5. Overleg met je begeleider over je aanpak. Probeer de enquête eerst bij een paar mensen uit.
werkwijze enquête
voorbereiding
1. Is de enquête het meest geschikte onderzoeksmiddel? Welke onderzoeksvraag wil je daarmee beantwoorden?
2. Bepaal de doelgroep en de grootte daarvan. Waarom kies je voor deze (groep) mensen? Hoeveel personen kun je de enquête laten beantwoorden? Kun je voldoende mensen vinden / bereiken? Hoe bepaal je of zij tot je doelgroep behoren?
3. Hoe ga je de uitvoering van de enquête organiseren?
4. Gebruik je schriftelijke of mondelinge vragen / schriftelijke of mondelinge antwoorden? Hoeveel enquêteurs heb je? Wanneer wil je de enquête houden? Wie moet je vragen om daarvoor toestemming en/of ondersteuning te geven?
5. Bedenk dat je alle uitkomsten moet verwerken in tabellen en grafieken. Daaruit kun je later de conclusies trekken. Stel de vragen dus zodanig op, dat je de antwoorden kunt verwerken in tabellen en grafieken. Maak alvast voorbeelden daarvan.
6. Vraag je naar feiten, naar meningen of naar beide? Waar je naar vraagt, kan erg bepalend zijn voor de manier waarop je de vraag moet stellen en waarop je het antwoord laat geven.
het opstellen van een enquête
7. Maak een lijstje van de onderwerpen waar je een of meer vragen over wilt stellen.
8. Bepaal wat je van elk onderwerp wilt weten en dus wilt vragen.
9. Controleer of punt 8 en 9 overeenkomen met de doelstelling in je onderzoek. Stel dus alleen relevante vragen en houd de lijst kort.
10. Kies welke vraagvorm(en) je voor elk onderwerp gaat gebruiken.

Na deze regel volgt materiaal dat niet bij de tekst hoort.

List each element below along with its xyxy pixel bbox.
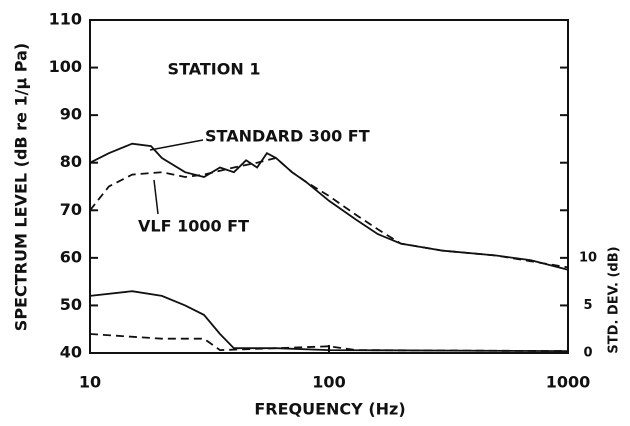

11. Je begint met een korte toelichting voor de doelgroep, hoeveel tijd het beantwoorden vraagt en wat je met de resultaten gaat doen.
12. Rangschik de vragen per onderwerp, elk met een titel of eventueel een korte inleiding.
13. De vragen zijn duidelijke en korte zinnen, die eenduidig zijn geformuleerd en dus elk slechts over één onderwerp gaan. Vermijd woorden als ‘soms’. Ook elk antwoord dat de geënquêteerde kan geven, moet eenduidig zijn.
14. Stel geen indiscrete vragen, ook niet wanneer je voor een anonieme enquête hebt gekozen.
15. Zorg voor een overzichtelijke lay-out en een dankwoordje op het eind.
16. Probeer de enquête eerst bij enkele personen uit, voordat je start.
17. Kies voor het houden van de enquête zo gunstig mogelijke omstandigheden.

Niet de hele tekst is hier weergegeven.